The Kind Diet by Alicia Silverstone. This is a very easy read and her style of writing is very personable. I have a few issues with this book, but for the most part it is good, with a great message. My only complaint is that she makes veganism seem hard to nearly impossible for people not living in NYC or LA. I live in the midwest and don't have access to some of the ingredients her recipes use, and even so have NEVER had trouble being vegan. So, if you read this book, don't be discouraged by her SuperHero plan.
For the Animals/Environment:
Eating Animals by Jonathan Safran Foer is a must read. This book is excellent in describing how in order to change the effects of animal agriculture it is absolutely imperative that we stop supporting the animal products industry. He's not necessarily a proponent of veganism, but very clearly makes the point that if you disagree with any aspect of animal agriculture the only way you can change it is by boycotting it.
Diet for a New America by John Robbins. This book really touches on all aspects of veganism, but particularly on Environmental and Animal Cruelty aspects.
For Spiritual Growth:
The World Peace Diet by Dr. Will Tuttle is an absolutely necessary read if you are interested in how our diet is connected to our behaviors. I HIGHLY recommend this book.
6. Make your choices about something other than yourself. After all of the research you've done you'll know that the Standard American Diet (aptly given the acronym SAD) is killing us, and not only is it killing us it's killing everyone who adopts our Western way of eating. Cancer and diseases of the heart are taking our lives at an alarming rate, an there's very good evidence that all it takes to stop the madness is to stop the consumption of animal products. More importantly you'll know that the meat industry is one of the largest polluting industries (second only to the military) around.......our meat eating habit produces more greenhouse gas than the entire transportation sector combined, this includes cars, buses, trucks, planes and trains! You'll know that the animals are not only born in horrific conditions, but treated in a cruel and brutal manner their entire lives. They are subject to cruel and unusual treatment every single day of their lives. Once you know that by changing your diet you can change so much there's no temptation to ever go back.

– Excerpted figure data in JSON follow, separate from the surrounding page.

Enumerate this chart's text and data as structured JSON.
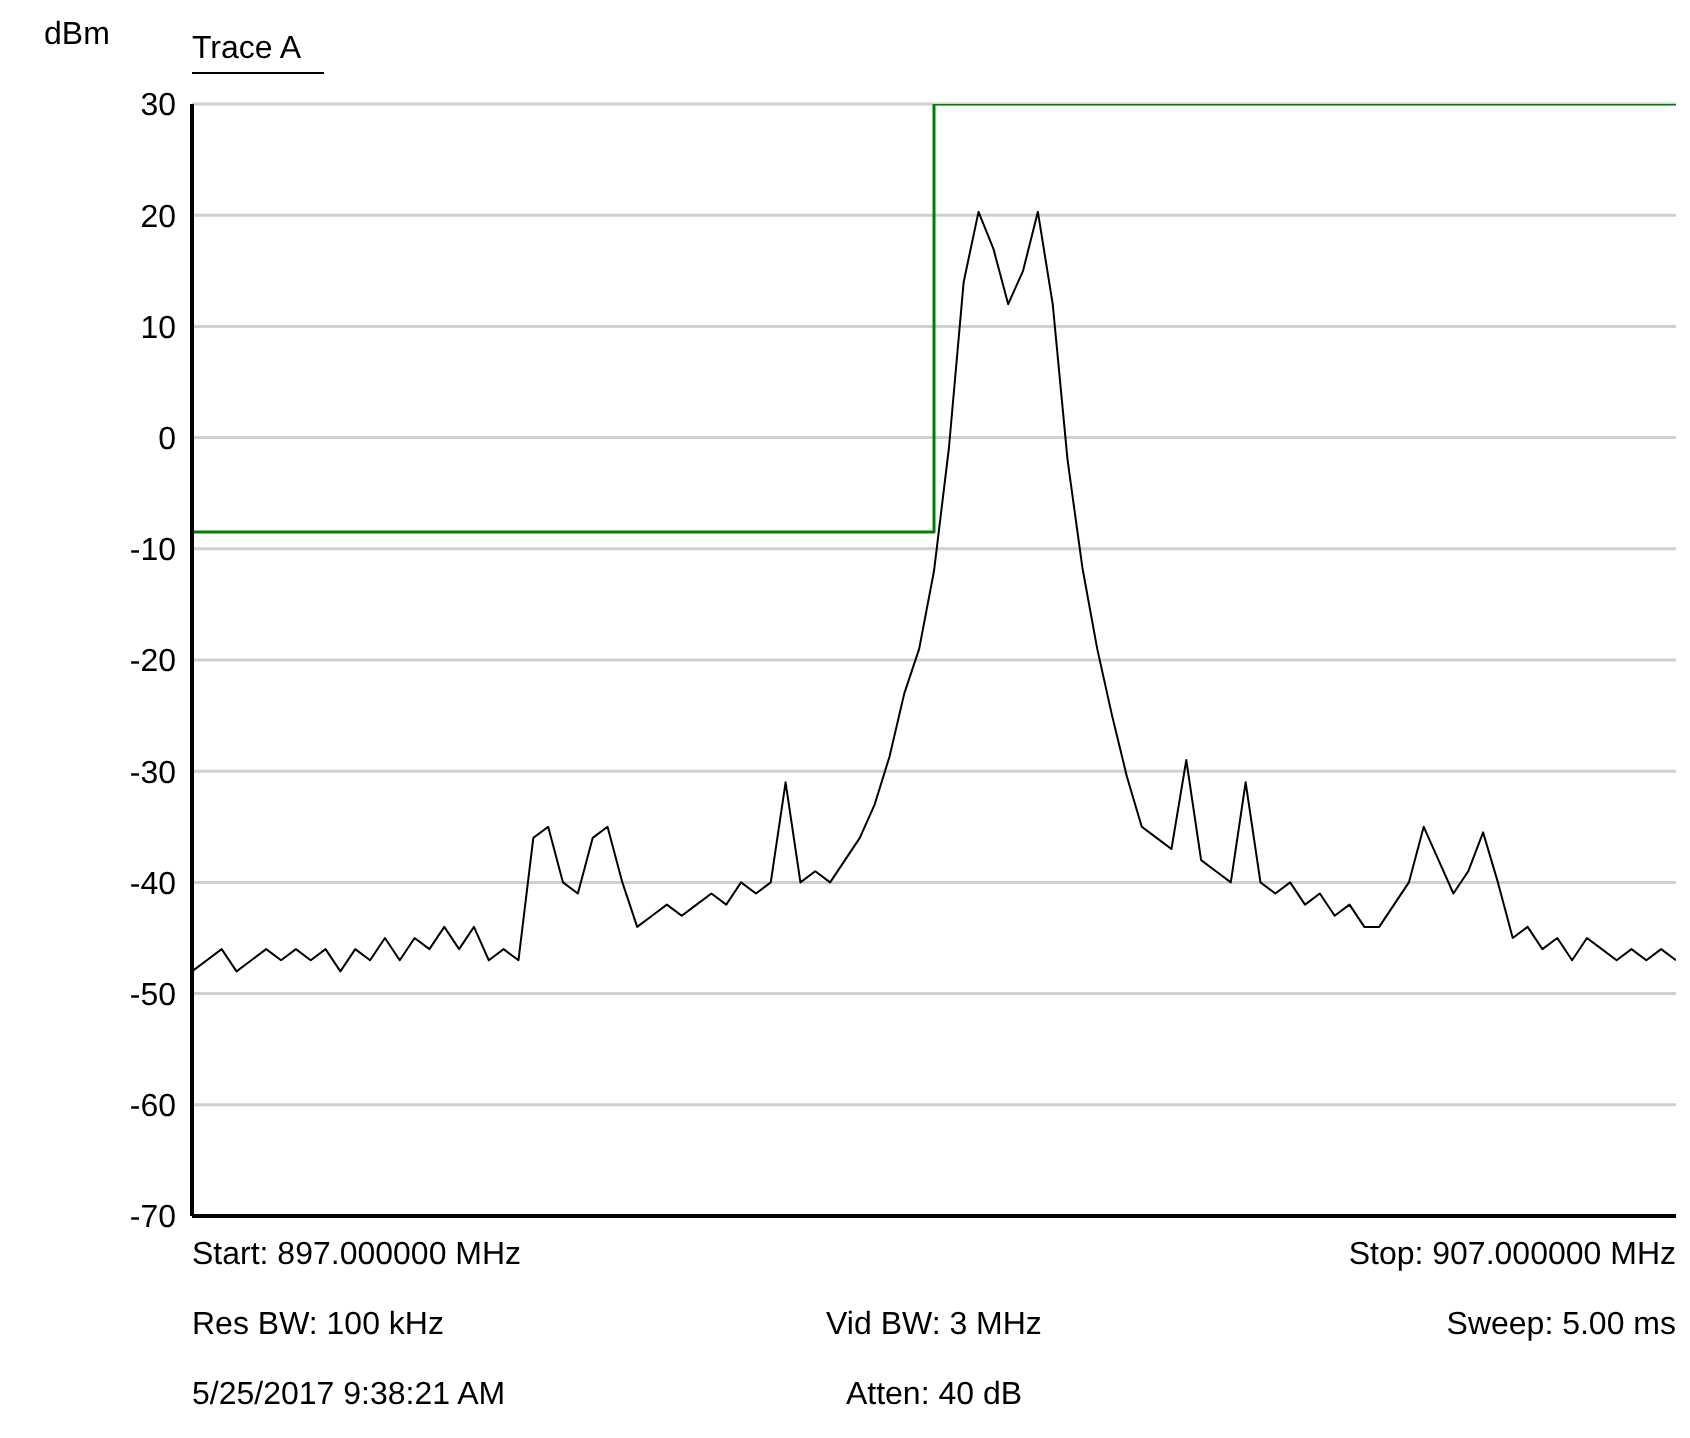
{
  "chart_data": {
    "type": "line",
    "title": "Trace A",
    "ylabel": "dBm",
    "categories": [
      null,
      null,
      null,
      null,
      null,
      null,
      null,
      null,
      null,
      null,
      null,
      null,
      null,
      null,
      null,
      null,
      null,
      null,
      null,
      null,
      null,
      null,
      null,
      null,
      null,
      null,
      null,
      null,
      null,
      null,
      null,
      null,
      null,
      null,
      null,
      null,
      null,
      null,
      null,
      null,
      null,
      null,
      null,
      null,
      null,
      null,
      null,
      null,
      null,
      null,
      null,
      null,
      null,
      null,
      null,
      null,
      null,
      null,
      null,
      null,
      null,
      null,
      null,
      null,
      null,
      null,
      null,
      null,
      null,
      null,
      null,
      null,
      null,
      null,
      null,
      null,
      null,
      null,
      null,
      null,
      null,
      null,
      null,
      null,
      null,
      null,
      null,
      null,
      null,
      null,
      null,
      null,
      null,
      null,
      null,
      null,
      null,
      null,
      null,
      null,
      null
    ],
    "ylim": [
      -70,
      30
    ],
    "yticks": [
      -70,
      -60,
      -50,
      -40,
      -30,
      -20,
      -10,
      0,
      10,
      20,
      30
    ],
    "tick_labels": "y",
    "grid": true,
    "legend": false,
    "marker": "none",
    "line_style": "solid",
    "series": [
      {
        "color": "#000000",
        "values": [
          -48,
          -47,
          -46,
          -48,
          -47,
          -46,
          -47,
          -46,
          -47,
          -46,
          -48,
          -46,
          -47,
          -45,
          -47,
          -45,
          -46,
          -44,
          -46,
          -44,
          -47,
          -46,
          -47,
          -36,
          -35,
          -40,
          -41,
          -36,
          -35,
          -40,
          -44,
          -43,
          -42,
          -43,
          -42,
          -41,
          -42,
          -40,
          -41,
          -40,
          -31,
          -40,
          -39,
          -40,
          -38,
          -36,
          -33,
          -28.7,
          -23,
          -19,
          -12,
          -1,
          14,
          20.3,
          17,
          12,
          15,
          20.3,
          12,
          -2,
          -11.7,
          -19,
          -25,
          -30.5,
          -35,
          -36,
          -37,
          -29,
          -38,
          -39,
          -40,
          -31,
          -40,
          -41,
          -40,
          -42,
          -41,
          -43,
          -42,
          -44,
          -44,
          -42,
          -40,
          -35,
          -38,
          -41,
          -39,
          -35.5,
          -40,
          -45,
          -44,
          -46,
          -45,
          -47,
          -45,
          -46,
          -47,
          -46,
          -47,
          -46,
          -47
        ]
      },
      {
        "type": "step",
        "color": "#008000",
        "values": [
          -8.5,
          -8.5,
          -8.5,
          -8.5,
          -8.5,
          -8.5,
          -8.5,
          -8.5,
          -8.5,
          -8.5,
          -8.5,
          -8.5,
          -8.5,
          -8.5,
          -8.5,
          -8.5,
          -8.5,
          -8.5,
          -8.5,
          -8.5,
          -8.5,
          -8.5,
          -8.5,
          -8.5,
          -8.5,
          -8.5,
          -8.5,
          -8.5,
          -8.5,
          -8.5,
          -8.5,
          -8.5,
          -8.5,
          -8.5,
          -8.5,
          -8.5,
          -8.5,
          -8.5,
          -8.5,
          -8.5,
          -8.5,
          -8.5,
          -8.5,
          -8.5,
          -8.5,
          -8.5,
          -8.5,
          -8.5,
          -8.5,
          -8.5,
          30,
          30,
          30,
          30,
          30,
          30,
          30,
          30,
          30,
          30,
          30,
          30,
          30,
          30,
          30,
          30,
          30,
          30,
          30,
          30,
          30,
          30,
          30,
          30,
          30,
          30,
          30,
          30,
          30,
          30,
          30,
          30,
          30,
          30,
          30,
          30,
          30,
          30,
          30,
          30,
          30,
          30,
          30,
          30,
          30,
          30,
          30,
          30,
          30,
          30,
          30
        ]
      }
    ],
    "annotations": [
      "Start: 897.000000 MHz",
      "Stop: 907.000000 MHz",
      "Res BW: 100 kHz",
      "Vid BW: 3 MHz",
      "Sweep: 5.00 ms",
      "5/25/2017 9:38:21 AM",
      "Atten: 40 dB"
    ]
  }
}
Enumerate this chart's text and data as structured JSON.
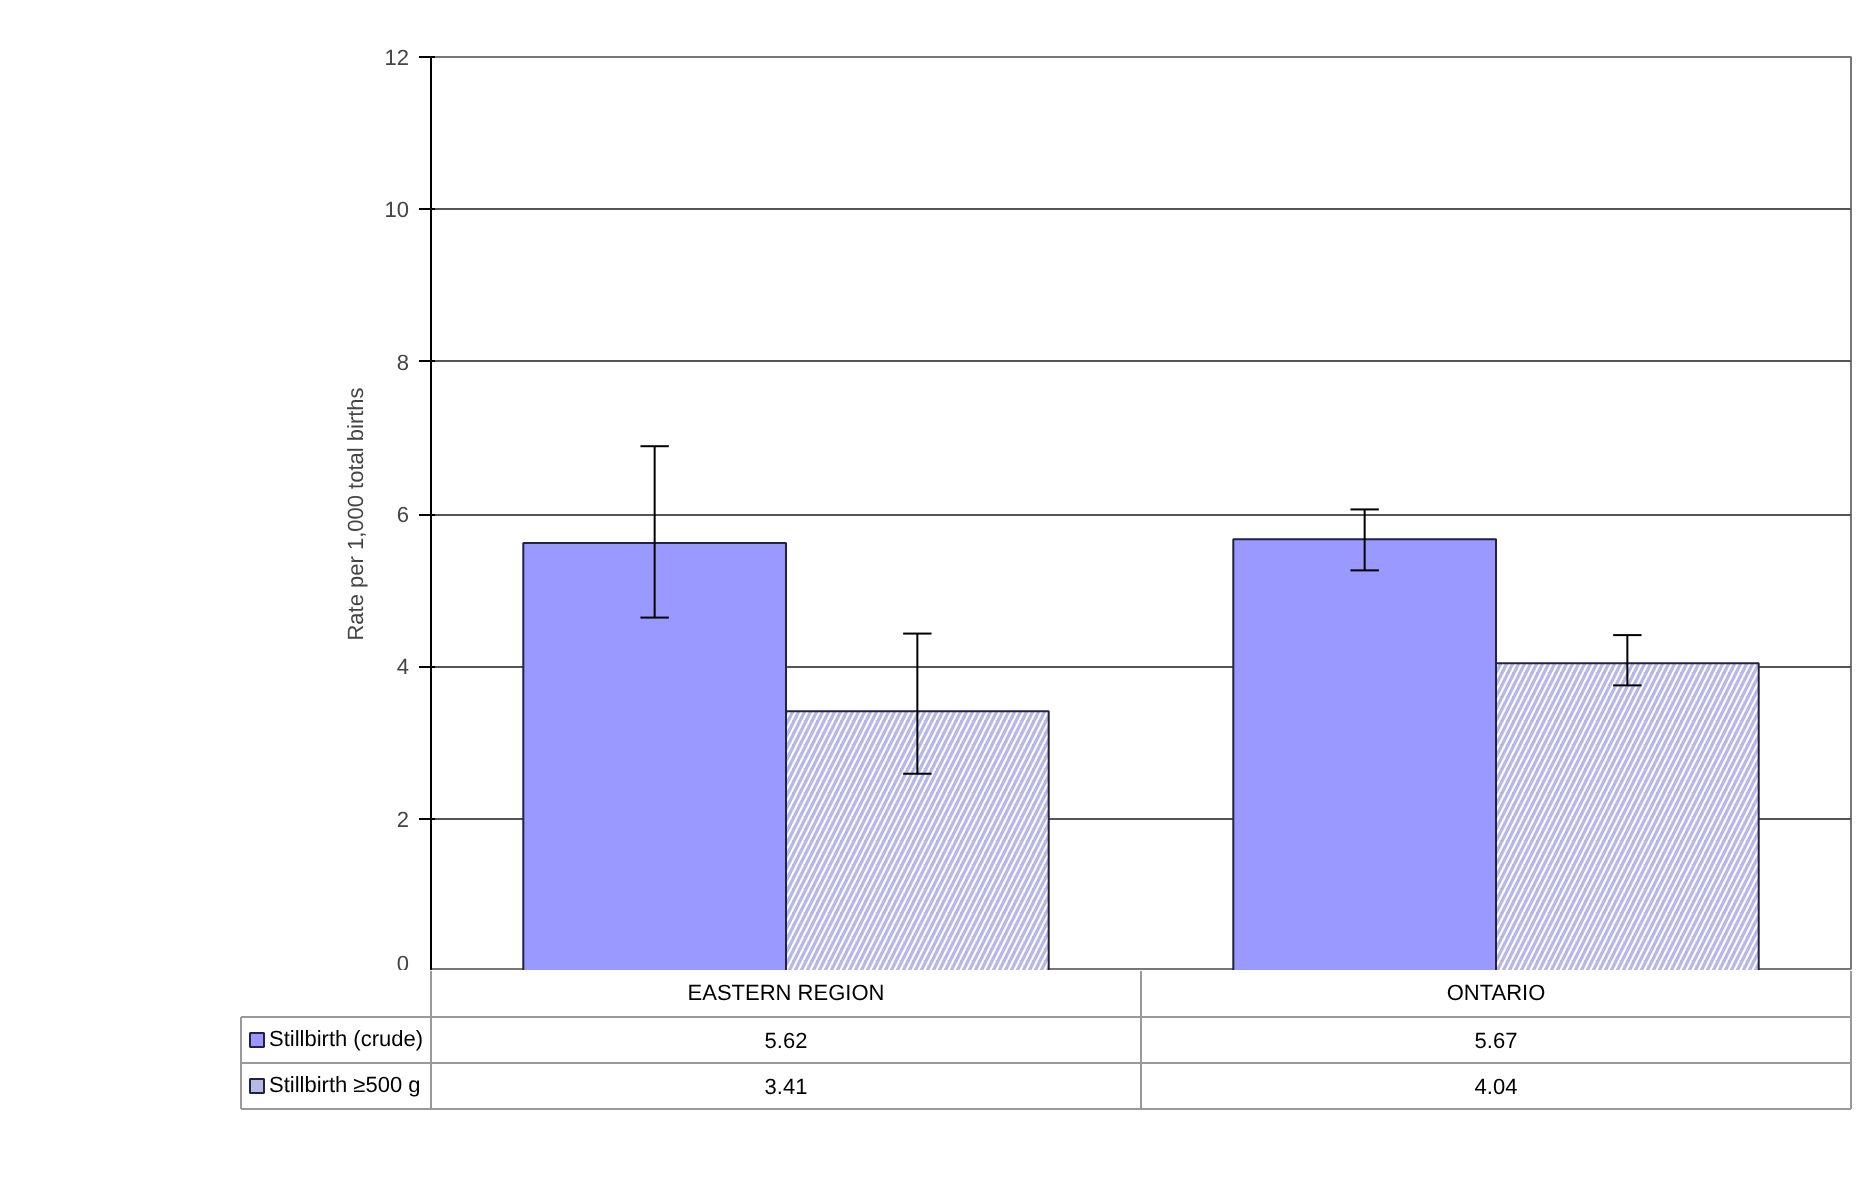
{
  "chart_data": {
    "type": "bar",
    "ylabel": "Rate per 1,000 total births",
    "categories": [
      "EASTERN REGION",
      "ONTARIO"
    ],
    "series": [
      {
        "name": "Stillbirth (crude)",
        "color": "#9999ff",
        "values": [
          5.62,
          5.67
        ],
        "errors": [
          [
            4.64,
            6.89
          ],
          [
            5.26,
            6.06
          ]
        ]
      },
      {
        "name": "Stillbirth ≥500 g",
        "color": "#b8b8e6",
        "values": [
          3.41,
          4.04
        ],
        "errors": [
          [
            2.59,
            4.43
          ],
          [
            3.75,
            4.41
          ]
        ]
      }
    ],
    "ylim": [
      0,
      12
    ],
    "yticks": [
      0,
      2,
      4,
      6,
      8,
      10,
      12
    ],
    "grid": "y",
    "data_labels": true,
    "legend": "bottom left"
  }
}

For me, being vegan isn't about me, it's not about my health. It's about the health of my children, it's about the health of the planet I want my children to enjoy, the health of the planet that I want future generations to have the pleasure of experiencing. It's about the lives of millions of animals that are needlessly and senselessly abused and killed every single day just for the selfish enjoyment of our tastebuds. It's about knowing in my heart that when I don't fill my body with the fear and violence involved in producing animal products I am in a better place to reduce the amount of fear and violence our world is experiencing. And, with all of these things at stake, how could I ever go back? I've heard from countless other vegans who feel exactly the same way. Make the choice for something bigger than yourself and it will all make sense.
7. Finally, find support. Find vegans in your community. Start a vegan support group. Join the amazing vegan cyber community on Twitter and Facebook. You are not alone in this!!
Go vegan for you, for the animals, for the planet, for PEACE!!!